It's my understanding that SS is paid out of a specific fund. That fund currently has 2.3 trillion dollars in it. The SS withholding was doubled in the 70's I believe. The purpose was to compensate for the baby boomers who are starting to retire right now. If contributions would have stayed at 6.4% for employee and 6.4% for employer the fund would have paid for SS for 29 years based on projected birth rates. After 29 years benefits will still be paid at 80%. Right now there is more paid out than taken in each year. That is the purpose of the surplus fund. When the babyboomers start tipping over, things will equal out some.
I dont depend on Wikipedia for facts, but this seems like a reasonable look at the question. Remember, in the example in this exerpt the 2020 date is just a date picked out for the example, talking about one specific dollar put in the system. It does not have anything to do with when the Trust Fund will run out or become insolvent.
http://en.wikipedia.org/wiki/Social_Security_Trust_Fund
The following two scenarios help illustrate the concept. Depending on which scenario is right, Social Security is either an accounting fiction or represents real economic savings.
Scenario 1 (Trust Fund is an accounting fiction):
1984: $1 payroll tax collected in 1984
1984: $1 lent by Social Security to the federal government
1984: Federal government increases spending on government programs by $1
2020: Federal government raises taxes by $1 plus interest to repay the loan to Social Security
2020: $1 plus interest transferred from Federal Government to Social Security.
Scenario 2 (Trust Fund represents real economic savings):
1984: $1 payroll tax collected in 1984
1984: $1 lent by Social Security to the federal government
1984: Federal government increases spending on government programs by $0
2020: Federal government raises taxes by $0 to repay the loan to Social Security. Any tax increases that occur in 2020 would have happened anyway without Social Security.
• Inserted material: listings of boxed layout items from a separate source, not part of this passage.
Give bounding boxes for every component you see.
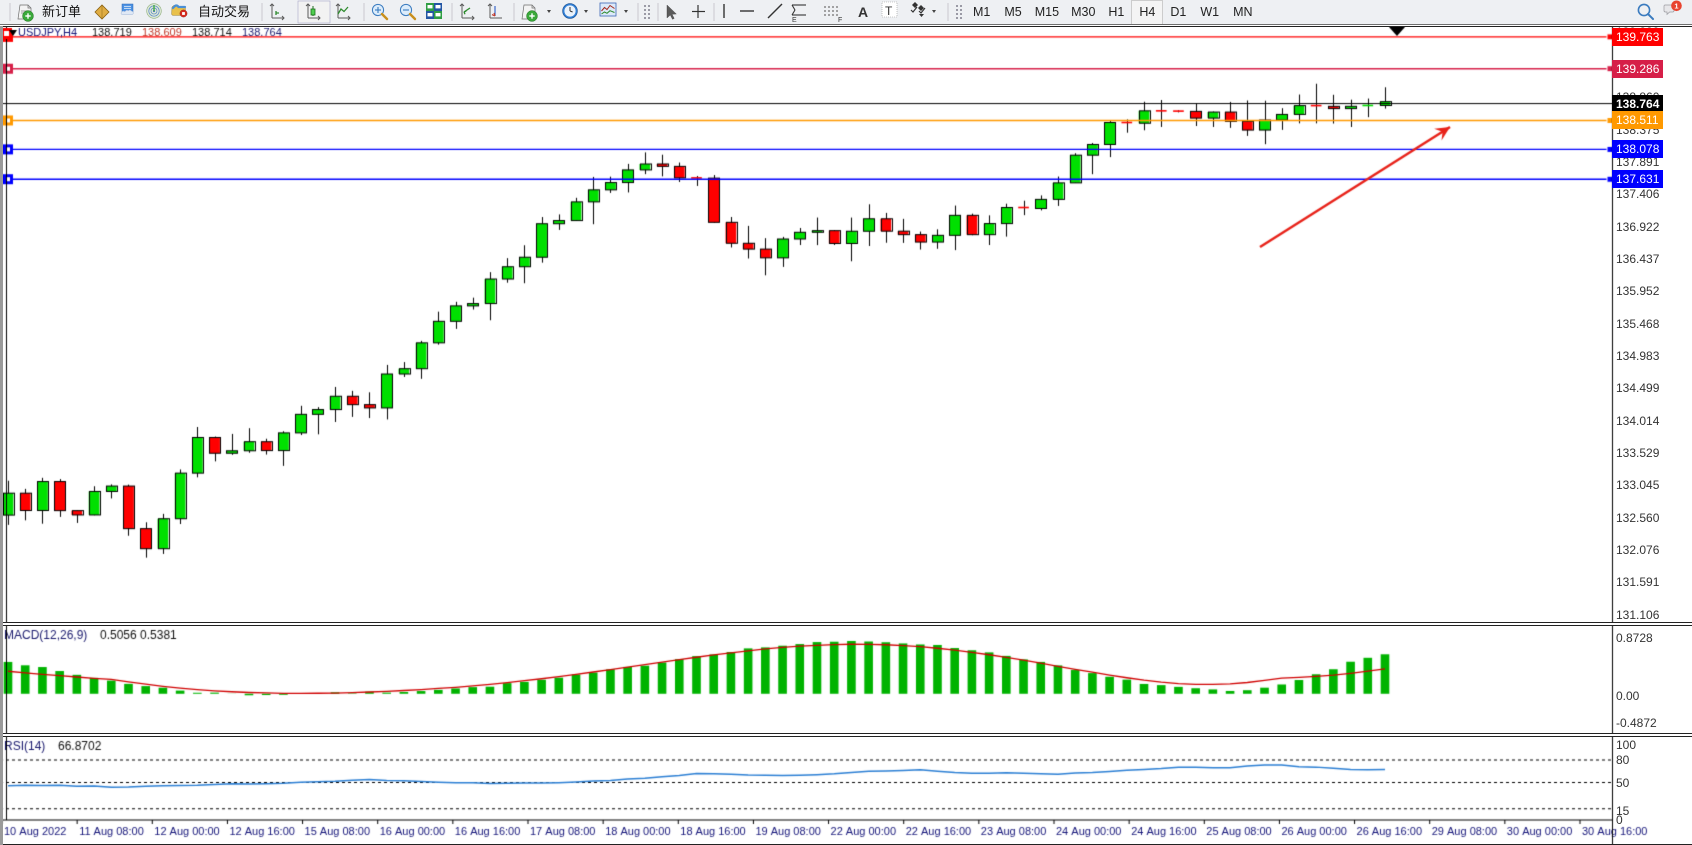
svg-text:自动交易: 自动交易	[198, 4, 250, 19]
svg-text:T: T	[885, 4, 893, 18]
svg-text:A: A	[858, 4, 868, 20]
svg-text:1: 1	[1674, 2, 1678, 11]
svg-text:E: E	[792, 17, 797, 24]
svg-text:新订单: 新订单	[42, 4, 81, 19]
svg-text:F: F	[838, 17, 842, 24]
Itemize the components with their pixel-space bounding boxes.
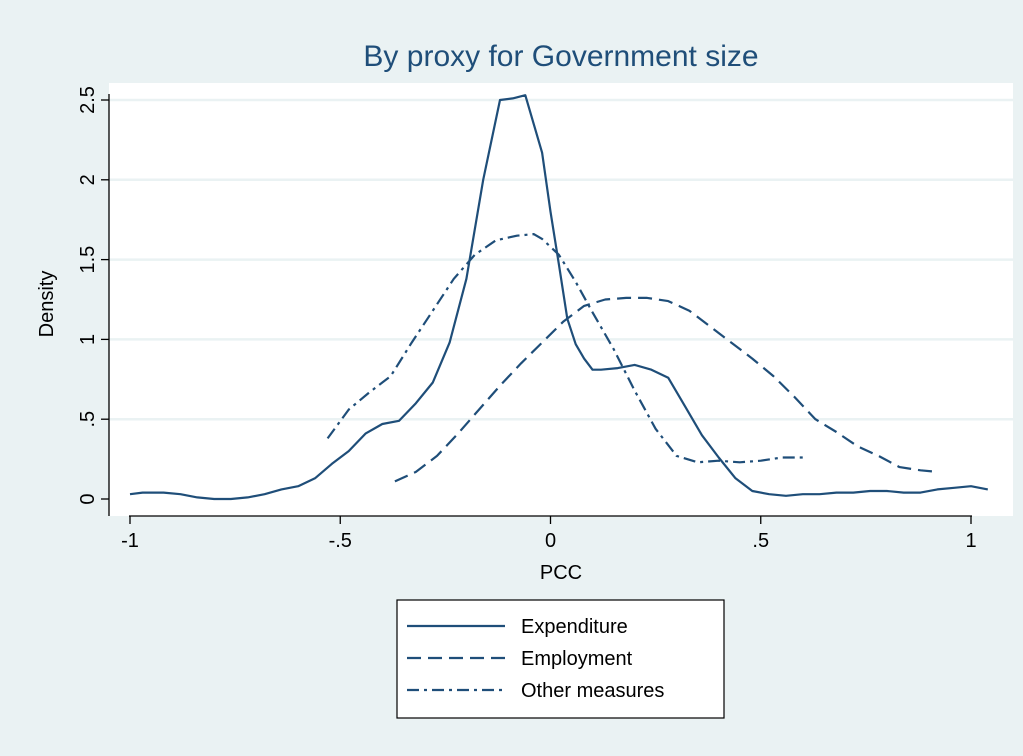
- legend-label-other-measures: Other measures: [521, 680, 664, 702]
- plot-area: [109, 83, 1013, 516]
- x-axis-label: PCC: [540, 562, 582, 584]
- x-tick-label: -.5: [329, 530, 352, 552]
- y-tick-label: .5: [77, 411, 99, 428]
- y-tick-label: 1: [77, 334, 99, 345]
- y-tick-label: 0: [77, 493, 99, 504]
- gridlines: [109, 98, 1013, 421]
- legend-label-employment: Employment: [521, 648, 633, 670]
- legend-box: [396, 599, 725, 719]
- legend: Expenditure Employment Other measures: [396, 599, 725, 719]
- x-tick-label: 1: [965, 530, 976, 552]
- series-line-employment: [394, 296, 938, 483]
- x-tick-label: .5: [752, 530, 769, 552]
- y-tick-label: 1.5: [77, 246, 99, 274]
- chart-title: By proxy for Government size: [363, 40, 758, 73]
- legend-label-expenditure: Expenditure: [521, 616, 628, 638]
- series-line-expenditure: [129, 94, 989, 501]
- y-tick-label: 2: [77, 174, 99, 185]
- axes: 0 .5 1 1.5 2 2.5 -1 -.5 0 .5 1: [77, 86, 977, 552]
- y-axis-label: Density: [36, 271, 58, 338]
- y-tick-label: 2.5: [77, 86, 99, 114]
- series-line-other-measures: [326, 233, 803, 464]
- series-lines: [129, 94, 989, 501]
- x-tick-label: 0: [545, 530, 556, 552]
- x-tick-label: -1: [121, 530, 139, 552]
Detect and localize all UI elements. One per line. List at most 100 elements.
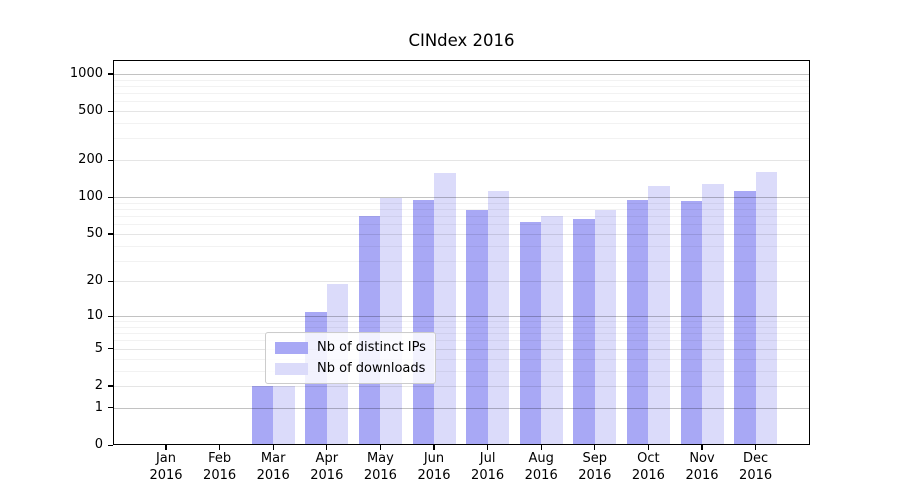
x-tick-label-oct: Oct 2016	[603, 451, 693, 484]
y-tick-1	[108, 407, 113, 409]
y-tick-label-5: 5	[94, 340, 103, 356]
gridline-70	[113, 216, 810, 218]
year-label: 2016	[363, 467, 397, 483]
y-tick-200	[108, 159, 113, 161]
x-tick-aug	[540, 445, 542, 450]
y-tick-label-100: 100	[78, 189, 103, 205]
y-tick-label-20: 20	[86, 273, 103, 289]
x-tick-sep	[594, 445, 596, 450]
year-label: 2016	[578, 467, 612, 483]
gridline-2	[113, 385, 810, 387]
year-label: 2016	[417, 467, 451, 483]
gridline-1000	[113, 73, 810, 75]
gridline-800	[113, 85, 810, 87]
bar-ips-jul	[466, 209, 488, 445]
month-label: May	[366, 451, 394, 466]
year-label: 2016	[149, 467, 183, 483]
bar-ips-may	[358, 216, 381, 445]
y-tick-label-1: 1	[94, 399, 103, 415]
y-tick-label-1000: 1000	[69, 65, 103, 81]
month-label: Mar	[260, 451, 286, 466]
gridline-20	[113, 281, 810, 283]
x-tick-label-jun: Jun 2016	[389, 451, 479, 484]
gridline-3	[113, 370, 810, 372]
y-tick-label-10: 10	[86, 308, 103, 324]
bar-ips-aug	[519, 222, 542, 445]
year-label: 2016	[310, 467, 344, 483]
gridline-400	[113, 123, 810, 125]
legend-item-0: Nb of distinct IPs	[275, 340, 426, 355]
y-tick-50	[108, 233, 113, 235]
y-tick-label-0: 0	[94, 437, 103, 452]
x-tick-nov	[701, 445, 703, 450]
year-label: 2016	[685, 467, 719, 483]
x-tick-feb	[219, 445, 221, 450]
y-tick-label-500: 500	[78, 103, 103, 119]
x-tick-mar	[272, 445, 274, 450]
gridline-5	[113, 348, 810, 350]
x-tick-apr	[326, 445, 328, 450]
y-tick-0	[108, 444, 113, 446]
gridline-50	[113, 233, 810, 235]
x-tick-oct	[647, 445, 649, 450]
x-tick-jul	[487, 445, 489, 450]
x-tick-label-aug: Aug 2016	[496, 451, 586, 484]
chart-title: CINdex 2016	[408, 31, 515, 50]
gridline-300	[113, 138, 810, 140]
bar-downloads-jul	[487, 191, 510, 445]
gridline-30	[113, 260, 810, 262]
x-tick-label-feb: Feb 2016	[175, 451, 265, 484]
legend-swatch-1	[275, 362, 308, 375]
gridline-6	[113, 340, 810, 342]
x-tick-jun	[433, 445, 435, 450]
year-label: 2016	[631, 467, 665, 483]
y-tick-5	[108, 348, 113, 350]
legend-label-1: Nb of downloads	[317, 361, 426, 376]
y-tick-1000	[108, 73, 113, 75]
y-tick-100	[108, 196, 113, 198]
x-tick-label-mar: Mar 2016	[228, 451, 318, 484]
bar-ips-nov	[680, 200, 702, 445]
gridline-900	[113, 79, 810, 81]
legend-item-1: Nb of downloads	[275, 361, 426, 376]
month-label: Apr	[315, 451, 339, 466]
y-tick-10	[108, 315, 113, 317]
year-label: 2016	[471, 467, 505, 483]
bar-ips-dec	[734, 191, 756, 445]
bar-downloads-oct	[648, 185, 670, 445]
month-label: Oct	[637, 451, 660, 466]
bar-downloads-mar	[273, 385, 295, 445]
bar-downloads-sep	[594, 209, 617, 445]
gridline-80	[113, 208, 810, 210]
gridline-7	[113, 333, 810, 335]
x-tick-label-apr: Apr 2016	[282, 451, 372, 484]
gridline-90	[113, 202, 810, 204]
x-tick-jan	[165, 445, 167, 450]
month-label: Sep	[582, 451, 608, 466]
gridline-9	[113, 321, 810, 323]
gridline-100	[113, 197, 810, 199]
bar-downloads-dec	[755, 172, 778, 445]
x-tick-may	[379, 445, 381, 450]
y-tick-2	[108, 385, 113, 387]
legend-label-0: Nb of distinct IPs	[317, 340, 426, 355]
gridline-60	[113, 224, 810, 226]
x-tick-label-dec: Dec 2016	[711, 451, 801, 484]
year-label: 2016	[256, 467, 290, 483]
x-tick-label-may: May 2016	[335, 451, 425, 484]
gridline-700	[113, 93, 810, 95]
plot-area	[113, 60, 810, 445]
y-tick-label-2: 2	[94, 377, 103, 393]
month-label: Jan	[155, 451, 177, 466]
y-tick-label-200: 200	[78, 152, 103, 168]
y-tick-500	[108, 110, 113, 112]
gridline-200	[113, 160, 810, 162]
bar-ips-mar	[251, 385, 274, 445]
gridline-1	[113, 407, 810, 409]
gridline-600	[113, 101, 810, 103]
x-tick-dec	[755, 445, 757, 450]
gridline-4	[113, 358, 810, 360]
month-label: Dec	[743, 451, 769, 466]
x-tick-label-jan: Jan 2016	[121, 451, 211, 484]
2020: $1 plus interest transferred from Federal Government to Social Security.
Then you get his from the Social Security website.
http://www.ssa.gov/oact/progdata/fundFAQ.html#n7
As stated above, money flowing into the trust funds is invested in U. S. Government securities. Because the government spends this borrowed cash, some people see the current increase in the trust fund assets as an accumulation of securities that the government will be unable to make good on in the future. Without legislation to restore long-range solvency of the trust funds, redemption of long-term securities prior to maturity would be necessary.
Far from being "worthless IOUs," the investments held by the trust funds are backed by the full faith and credit of the U. S. Government. The government has always repaid Social Security, with interest. The special-issue securities are, therefore, just as safe as U.S. Savings Bonds or other financial instruments of the Federal government.
The collateral backing these securities is the full faith and credit of the U. S. Government. That depends on the governments Constitutional power to collect taxes, fees, and tariffs. Others obviously have different opinions, but I do not see that the SS Trust Fund has resulted in a net of zero in government collections and spending. I see it that the SS Trust Fund has delayed raises in other taxes, fees, and tariffs depending upon the amount of surplus each year. It has not affected spending at all. It has delayed us paying for that spending in other ways. When outgo exceeds income, the difference will have to be made up from taxes, fees, or tariffs.
I dont agree with the analogy that the special-issue securities are as safe as savings bonds. If you buy a Savings Bond from the government, that is a two party transaction. You loan the money to someone else and get it back with interest. If you buy a savings bond from yourself and spend that bond money now, then you owe yourself the amount of the bond with interest when the bond comes due. If you put money aside each month to cover the principle and interest, then you had a net increase in savings. If you do not put money aside to pay that personal savings bond off when it becomes due, you do not have a net increase in savings.
Im not saying that Social Security is worthless or that someone will not get any money from Social Security in the future. Im not saying it is going to go broke. I think taxes, fees, and tariffs will cover the shortfall, the benefits will be cut sometime in the future, or probably a combination. I do think that the idea that surplus money invested in this trust fund is increasing the value of this trust fund is false.
Since it has been reduced to 4.4% that means the money will not accumulate at the same rate and will therefore run out faster. They will continue paying at the same percentages, it just won't last as long. Personally I don't expect it to return to the 6.4% rate. Once you give the public a cut, it's there to stay. Especially in this financial climate. I know it's supposed to be one year. The Bush tax cuts were supposed to expire in 2010. Even though it's costing us a trillion dollars over 10 years when everyone is so concerned about the deficit. They still got extended for 2 years. From a personal stand point I'm glad they did. From a perspective of what is good for the country, it's a bad thing. You will notice that the deficit hawks on the TV and radio were ok with it though.
You are probably right about whether this historic separation of what the employee pays versus what the employer pays becomes permanent. I see it as fairly irrelevent from that viewpoint. All it does is bring the day closer that the power of the government to collect other taxes, fees, and tarriffs come into play.